# Pier Fishing Near Savannah



## BrandyWatts (Jul 6, 2006)

Hi there. I am new to this site, but have enjoyed fishing since I was a little girl. I just recently got back into fishing and my hubby and I try to go at least every weekend or two. We have been fishing at the Pier in Sunbury, but don't seem to be having much luck. We see other people catching Whiting and large sharks, but here we are getting those annoying little baby sharks and nasty mud fish. Does anyone have any suggestions as to what we should do to catch Whiting from a Pier? Also, does anyone know of any piers or saltwater locations to fish that are not in Savannah, but are maybe within 45 minutes drive?

Brandy


----------



## cygnus-x1 (Oct 12, 2005)

Brandy,

I have never been to Georgia but it looks to me like there is A LOT of shoreline there. Do you all have access to the beaches?? Even if you do not have a 4x4 I am sure that there are places to swim/fish.
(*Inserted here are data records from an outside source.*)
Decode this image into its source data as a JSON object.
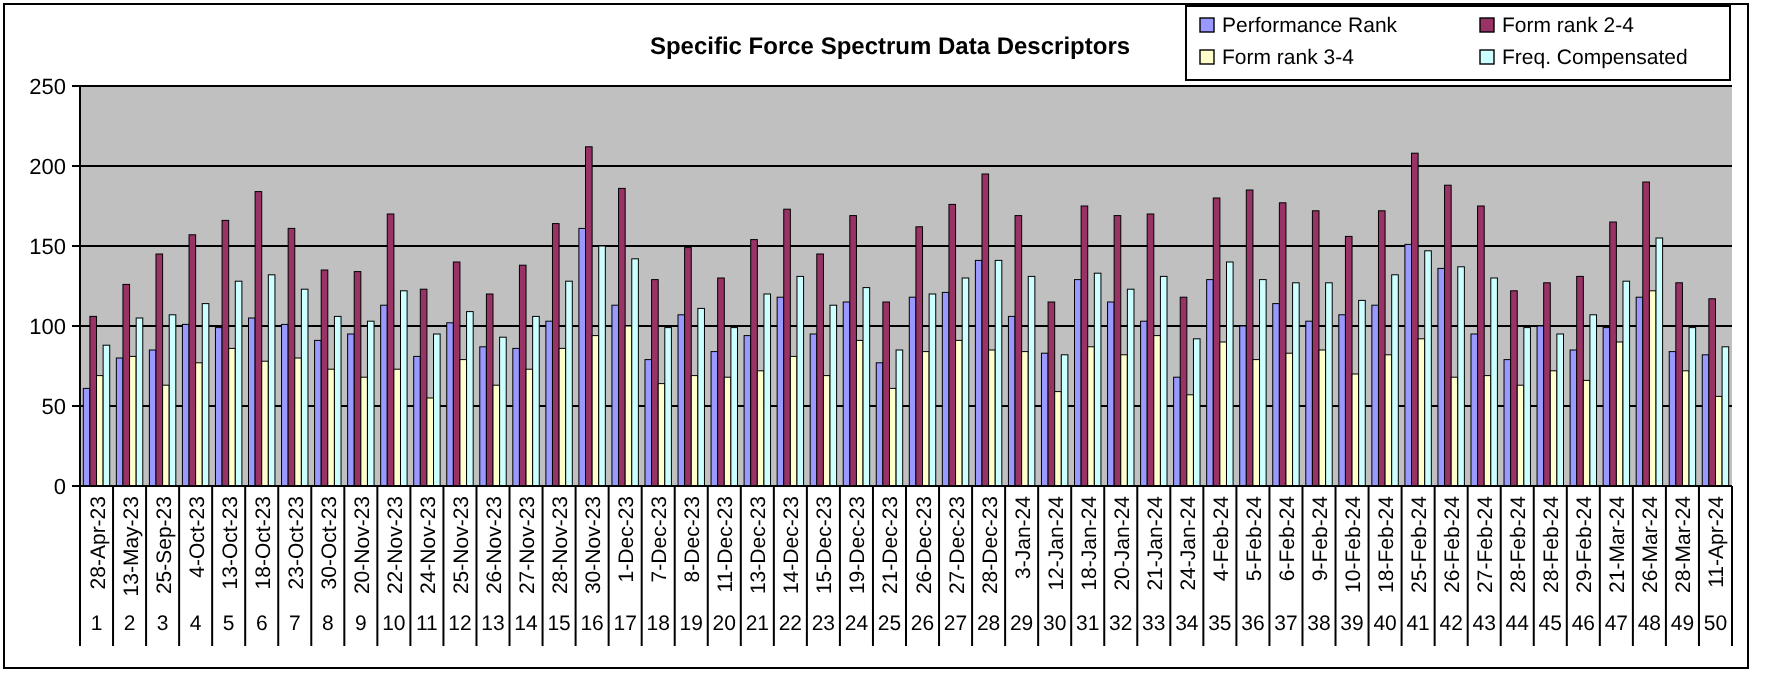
{
  "chart_data": {
    "type": "bar",
    "title": "Specific Force Spectrum Data Descriptors",
    "categories": [
      "28-Apr-23",
      "13-May-23",
      "25-Sep-23",
      "4-Oct-23",
      "13-Oct-23",
      "18-Oct-23",
      "23-Oct-23",
      "30-Oct-23",
      "20-Nov-23",
      "22-Nov-23",
      "24-Nov-23",
      "25-Nov-23",
      "26-Nov-23",
      "27-Nov-23",
      "28-Nov-23",
      "30-Nov-23",
      "1-Dec-23",
      "7-Dec-23",
      "8-Dec-23",
      "11-Dec-23",
      "13-Dec-23",
      "14-Dec-23",
      "15-Dec-23",
      "19-Dec-23",
      "21-Dec-23",
      "26-Dec-23",
      "27-Dec-23",
      "28-Dec-23",
      "3-Jan-24",
      "12-Jan-24",
      "18-Jan-24",
      "20-Jan-24",
      "21-Jan-24",
      "24-Jan-24",
      "4-Feb-24",
      "5-Feb-24",
      "6-Feb-24",
      "9-Feb-24",
      "10-Feb-24",
      "18-Feb-24",
      "25-Feb-24",
      "26-Feb-24",
      "27-Feb-24",
      "28-Feb-24",
      "28-Feb-24",
      "29-Feb-24",
      "21-Mar-24",
      "26-Mar-24",
      "28-Mar-24",
      "11-Apr-24"
    ],
    "series": [
      {
        "name": "Performance Rank",
        "color": "#9999ff",
        "values": [
          61,
          80,
          85,
          101,
          99,
          105,
          101,
          91,
          95,
          113,
          81,
          102,
          87,
          86,
          103,
          161,
          113,
          79,
          107,
          84,
          94,
          118,
          95,
          115,
          77,
          118,
          121,
          141,
          106,
          83,
          129,
          115,
          103,
          68,
          129,
          100,
          114,
          103,
          107,
          113,
          151,
          136,
          95,
          79,
          100,
          85,
          99,
          118,
          84,
          82
        ]
      },
      {
        "name": "Form rank 2-4",
        "color": "#993366",
        "values": [
          106,
          126,
          145,
          157,
          166,
          184,
          161,
          135,
          134,
          170,
          123,
          140,
          120,
          138,
          164,
          212,
          186,
          129,
          149,
          130,
          154,
          173,
          145,
          169,
          115,
          162,
          176,
          195,
          169,
          115,
          175,
          169,
          170,
          118,
          180,
          185,
          177,
          172,
          156,
          172,
          208,
          188,
          175,
          122,
          127,
          131,
          165,
          190,
          127,
          117
        ]
      },
      {
        "name": "Form rank 3-4",
        "color": "#ffffcc",
        "values": [
          69,
          81,
          63,
          77,
          86,
          78,
          80,
          73,
          68,
          73,
          55,
          79,
          63,
          73,
          86,
          94,
          100,
          64,
          69,
          68,
          72,
          81,
          69,
          91,
          61,
          84,
          91,
          85,
          84,
          59,
          87,
          82,
          94,
          57,
          90,
          79,
          83,
          85,
          70,
          82,
          92,
          68,
          69,
          63,
          72,
          66,
          90,
          122,
          72,
          56
        ]
      },
      {
        "name": "Freq. Compensated",
        "color": "#ccffff",
        "values": [
          88,
          105,
          107,
          114,
          128,
          132,
          123,
          106,
          103,
          122,
          95,
          109,
          93,
          106,
          128,
          150,
          142,
          99,
          111,
          99,
          120,
          131,
          113,
          124,
          85,
          120,
          130,
          141,
          131,
          82,
          133,
          123,
          131,
          92,
          140,
          129,
          127,
          127,
          116,
          132,
          147,
          137,
          130,
          99,
          95,
          107,
          128,
          155,
          99,
          87
        ]
      }
    ],
    "ylim": [
      0,
      250
    ],
    "yticks": [
      0,
      50,
      100,
      150,
      200,
      250
    ],
    "grid": "y",
    "legend": "top right",
    "annotations": [
      "1",
      "2",
      "3",
      "4",
      "5",
      "6",
      "7",
      "8",
      "9",
      "10",
      "11",
      "12",
      "13",
      "14",
      "15",
      "16",
      "17",
      "18",
      "19",
      "20",
      "21",
      "22",
      "23",
      "24",
      "25",
      "26",
      "27",
      "28",
      "29",
      "30",
      "31",
      "32",
      "33",
      "34",
      "35",
      "36",
      "37",
      "38",
      "39",
      "40",
      "41",
      "42",
      "43",
      "44",
      "45",
      "46",
      "47",
      "48",
      "49",
      "50"
    ]
  }
}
If so you may need to upgrade your gear a bit and do some surf casting. If you look on Coastal Explorer (to the right of the forum page) you can see that there is a pier just north of you in SC. By all means this is not a definitive list but its something. Maybe some Georgians on this board will chime in for some other locations.


----------



## Railroader (Apr 13, 2005)

Tybee Island Pier near Savannah, Farther South at Brunswick are the St. Simons Pier, and Jekyll Island Pier....All good spots. Also around Jekyll and St. Simons there are at least a dozen bridges you can fish.

That covers Ga, Now if someone will chime in about S.C. you'll be set.
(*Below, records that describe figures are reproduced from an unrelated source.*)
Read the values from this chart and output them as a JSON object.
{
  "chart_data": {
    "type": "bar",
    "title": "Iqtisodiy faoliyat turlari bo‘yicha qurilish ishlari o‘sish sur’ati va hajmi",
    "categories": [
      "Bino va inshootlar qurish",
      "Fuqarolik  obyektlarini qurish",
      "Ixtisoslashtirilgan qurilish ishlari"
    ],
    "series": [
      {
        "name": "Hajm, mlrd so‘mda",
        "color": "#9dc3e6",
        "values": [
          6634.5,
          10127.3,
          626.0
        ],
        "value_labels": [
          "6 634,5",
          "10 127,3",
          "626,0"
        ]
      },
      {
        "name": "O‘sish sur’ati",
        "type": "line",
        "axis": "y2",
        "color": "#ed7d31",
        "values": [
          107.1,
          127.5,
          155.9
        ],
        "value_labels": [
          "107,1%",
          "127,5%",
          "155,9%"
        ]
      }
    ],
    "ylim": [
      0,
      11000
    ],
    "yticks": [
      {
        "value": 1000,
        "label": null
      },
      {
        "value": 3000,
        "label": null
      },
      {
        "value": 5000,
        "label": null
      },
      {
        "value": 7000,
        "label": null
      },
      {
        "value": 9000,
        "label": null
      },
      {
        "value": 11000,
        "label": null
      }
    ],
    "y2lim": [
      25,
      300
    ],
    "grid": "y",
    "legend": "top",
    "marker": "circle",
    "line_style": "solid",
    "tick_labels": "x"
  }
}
Welcome to P&S....Post your progress!


----------



## Fatback (Aug 6, 2003)

Hey Brandy..............come out to Tybee..............We have the Ocean Front pier, the Back River pier and the Lazzarato Creek Pier. All so several places to fish from beach/shore. 

You live in Savannah and don't fish the piers out here on Tybee???? 

Whiting..............Ocean Front pier and Back River pier are GREAT spots. Not the best time of year right now to load up on um', but you can still catch keepers. Spring and fall are the best times to really slay um'.


----------



## sinker man (Jun 16, 2006)

Between Savannah and Charleston are hunting island pier, Edisto pier, and folly beach pier. Use fresh shrimp for whiting: the fresher the better. On the ocean piers sand fleas are very good for whiting, pompano and spottails. The thing with sand fleas is, although they are free, you have to catch them in the surfline.


----------



## lazy fisherman (Jul 1, 2006)

They ain't easy to find, either. I used to catch sand fleas a lot, but I haven't seen too many in recent years. They are the same color as the sand, and are very fast burrowers.


----------



## Salty Rick (Jul 8, 2006)

I haven't seen sandfleas in years (but haven't really been looking for them). As a kid they seemed to be everywhere. Shrimp work well for whiting.


----------